If you’re training to be a vet assistant or vet tech, it’s important to become familiar with all aspects of pet healthcare. Eyecare is no different. Because dogs tend to be more active, it’s essential for you to know the right treatments for their everyday injuries and conditions.
Dog sunglasses offer plenty of protection against eye irritants such as dust, dirt, or pollen. We will take a deeper look into whether you should consider sunglasses for a dog.
Eye injuries and conditions
The most common reason why veterinarians suggest sunglasses is to prevent eye injuries. At the very least, these sunglasses can help existing conditions from growing worse. Here are some of the most common eye conditions that dogs will face and why wearing sunglasses can help prevent them.
Mild eye injuries
Without sunglasses, it is much easier for dirt, pollen, and other irritants to land on a dog’s eyes. These irritants can then scratch or damage the eye, or aggravate any pre-existing eye conditions the dog already faces, if not washed out properly.

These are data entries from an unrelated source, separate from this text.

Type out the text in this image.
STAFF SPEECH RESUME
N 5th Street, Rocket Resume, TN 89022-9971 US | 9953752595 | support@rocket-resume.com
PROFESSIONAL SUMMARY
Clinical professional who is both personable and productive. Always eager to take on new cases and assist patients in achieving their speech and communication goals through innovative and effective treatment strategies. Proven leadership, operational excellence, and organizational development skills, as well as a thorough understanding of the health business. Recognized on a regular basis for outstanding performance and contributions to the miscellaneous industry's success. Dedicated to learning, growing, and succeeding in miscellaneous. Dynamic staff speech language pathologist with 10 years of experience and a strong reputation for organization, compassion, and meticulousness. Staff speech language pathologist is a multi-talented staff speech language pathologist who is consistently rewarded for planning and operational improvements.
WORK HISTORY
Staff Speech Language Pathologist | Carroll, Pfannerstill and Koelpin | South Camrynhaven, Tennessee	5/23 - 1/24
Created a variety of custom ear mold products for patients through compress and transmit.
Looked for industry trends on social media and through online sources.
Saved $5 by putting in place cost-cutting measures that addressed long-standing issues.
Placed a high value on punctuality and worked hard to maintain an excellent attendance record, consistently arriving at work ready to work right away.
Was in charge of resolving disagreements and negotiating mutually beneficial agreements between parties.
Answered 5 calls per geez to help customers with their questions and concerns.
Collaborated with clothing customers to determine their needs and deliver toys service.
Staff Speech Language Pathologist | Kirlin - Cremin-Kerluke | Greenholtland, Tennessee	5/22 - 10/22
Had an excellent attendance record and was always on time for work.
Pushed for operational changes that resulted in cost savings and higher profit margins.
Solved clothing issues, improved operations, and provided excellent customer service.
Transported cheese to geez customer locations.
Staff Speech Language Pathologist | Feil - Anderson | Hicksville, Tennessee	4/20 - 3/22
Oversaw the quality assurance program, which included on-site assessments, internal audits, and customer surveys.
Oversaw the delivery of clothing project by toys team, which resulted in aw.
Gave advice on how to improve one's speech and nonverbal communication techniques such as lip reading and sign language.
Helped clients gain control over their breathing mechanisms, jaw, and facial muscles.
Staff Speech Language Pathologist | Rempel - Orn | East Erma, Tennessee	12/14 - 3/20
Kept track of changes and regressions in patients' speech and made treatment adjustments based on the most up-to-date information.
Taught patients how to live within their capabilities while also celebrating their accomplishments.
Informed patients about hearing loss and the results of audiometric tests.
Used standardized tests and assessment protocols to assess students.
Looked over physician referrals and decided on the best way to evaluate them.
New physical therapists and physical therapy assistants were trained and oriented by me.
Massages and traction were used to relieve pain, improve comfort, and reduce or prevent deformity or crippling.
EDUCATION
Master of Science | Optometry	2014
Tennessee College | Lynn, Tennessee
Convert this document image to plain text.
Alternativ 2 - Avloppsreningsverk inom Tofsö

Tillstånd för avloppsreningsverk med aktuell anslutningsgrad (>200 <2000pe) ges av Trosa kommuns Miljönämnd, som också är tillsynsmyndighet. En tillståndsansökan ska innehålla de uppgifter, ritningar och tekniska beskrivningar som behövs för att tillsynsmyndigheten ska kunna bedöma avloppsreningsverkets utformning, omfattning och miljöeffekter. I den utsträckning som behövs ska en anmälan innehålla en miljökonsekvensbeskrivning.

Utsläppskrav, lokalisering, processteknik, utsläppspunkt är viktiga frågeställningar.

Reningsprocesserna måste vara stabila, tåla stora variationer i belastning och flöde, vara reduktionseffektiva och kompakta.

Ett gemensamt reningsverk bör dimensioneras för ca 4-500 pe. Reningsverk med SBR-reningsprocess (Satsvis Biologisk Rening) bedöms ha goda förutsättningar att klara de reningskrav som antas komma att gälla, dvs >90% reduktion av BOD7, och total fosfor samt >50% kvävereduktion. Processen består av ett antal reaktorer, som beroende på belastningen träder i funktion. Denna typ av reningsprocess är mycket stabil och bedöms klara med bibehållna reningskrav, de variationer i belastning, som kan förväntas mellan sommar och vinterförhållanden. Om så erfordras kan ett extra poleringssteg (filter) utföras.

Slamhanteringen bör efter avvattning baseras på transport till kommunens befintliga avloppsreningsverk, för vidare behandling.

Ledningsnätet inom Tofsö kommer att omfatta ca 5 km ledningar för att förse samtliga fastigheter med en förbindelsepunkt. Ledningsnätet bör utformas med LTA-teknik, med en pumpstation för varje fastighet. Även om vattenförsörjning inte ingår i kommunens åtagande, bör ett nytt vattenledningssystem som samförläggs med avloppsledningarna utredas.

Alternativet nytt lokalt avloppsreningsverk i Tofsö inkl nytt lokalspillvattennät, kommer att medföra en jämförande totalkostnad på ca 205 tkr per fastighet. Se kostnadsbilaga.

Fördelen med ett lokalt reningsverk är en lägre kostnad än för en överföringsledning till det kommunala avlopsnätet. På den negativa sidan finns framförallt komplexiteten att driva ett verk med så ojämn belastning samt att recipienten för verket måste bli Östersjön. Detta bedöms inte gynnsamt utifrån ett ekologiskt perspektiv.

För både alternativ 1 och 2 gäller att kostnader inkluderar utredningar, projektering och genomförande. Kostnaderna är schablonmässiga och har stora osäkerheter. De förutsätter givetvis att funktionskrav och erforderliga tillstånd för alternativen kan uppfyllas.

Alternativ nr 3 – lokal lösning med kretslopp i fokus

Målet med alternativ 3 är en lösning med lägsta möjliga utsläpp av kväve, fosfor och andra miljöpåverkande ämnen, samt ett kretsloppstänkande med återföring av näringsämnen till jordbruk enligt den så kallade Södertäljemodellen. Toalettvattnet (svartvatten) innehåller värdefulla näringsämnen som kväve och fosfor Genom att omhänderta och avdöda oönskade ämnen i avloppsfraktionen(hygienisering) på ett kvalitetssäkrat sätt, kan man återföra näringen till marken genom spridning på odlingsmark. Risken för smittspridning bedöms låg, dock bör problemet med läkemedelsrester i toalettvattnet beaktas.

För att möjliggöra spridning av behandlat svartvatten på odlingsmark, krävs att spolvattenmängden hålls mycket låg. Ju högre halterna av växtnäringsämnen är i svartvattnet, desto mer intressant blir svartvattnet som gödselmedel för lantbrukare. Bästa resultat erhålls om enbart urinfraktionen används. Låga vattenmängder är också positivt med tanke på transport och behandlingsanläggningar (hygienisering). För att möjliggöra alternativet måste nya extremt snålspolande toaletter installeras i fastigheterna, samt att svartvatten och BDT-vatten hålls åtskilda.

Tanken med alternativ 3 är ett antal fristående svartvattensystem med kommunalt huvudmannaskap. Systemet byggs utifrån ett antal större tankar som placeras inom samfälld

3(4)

Glaucoma occurs when the aqueous humor builds up and causes increased pressure against the dog’s eyes. This condition can be genetic, though it also largely depends on a dog’s eye drainage angle. If there is a blockage from dirt or debris, then glaucoma can occur more easily.
- Old age
- Inflammation of the eye’s uvea
- Low blood calcium or other nutritional deficiencies
- Secondary condition to diabetes mellitus
- Prolonged exposure to UV light
Though sunglasses cannot prevent cataracts from forming entirely, they can at the very least reduce the chances of a dog developing trauma-related cataracts.
Symptoms to watch out for
Dogs can suffer from a wide variety of eye conditions that impair their vision and overall health. As an upcoming vet assistant or vet tech, you need to know the majority of the symptoms that dogs with eye conditions will face, including:
- Watery or cloudy eyes
- Redness in or around the eye area
- Rubbing the eyes with paws or against furniture
- Constant scratching of the eye area
- Squinting when not in direct light
- Avoidance of sun or bright lights
One or more of these symptoms can signify irritation, which can easily be flushed out. However, they may also be the beginning signs of more serious conditions like those mentioned above. You should take the time to thoroughly inspect the dog’s eyes to confirm whether they just have dust in their eye or are suffering from some other condition.
Seek out the veterinarians or doctors in your facility if you aren’t quite sure. By issuing vet-approved sunglasses, you can help the dog owner minimize irritant contact and better protect their dog’s eyes.
When to consider sunglasses for dogs
As always, you should first consult with the veterinarians or other doctors on-site before issuing any treatments. They are the only ones qualified to suggest any new medications or treatments to patients.
Sunglasses can be considered for dogs who suffer from frequent eye injuries or symptoms of other eye conditions. They can also be issued to dog owners who simply want an extra mode of protection for their dogs’ eyes.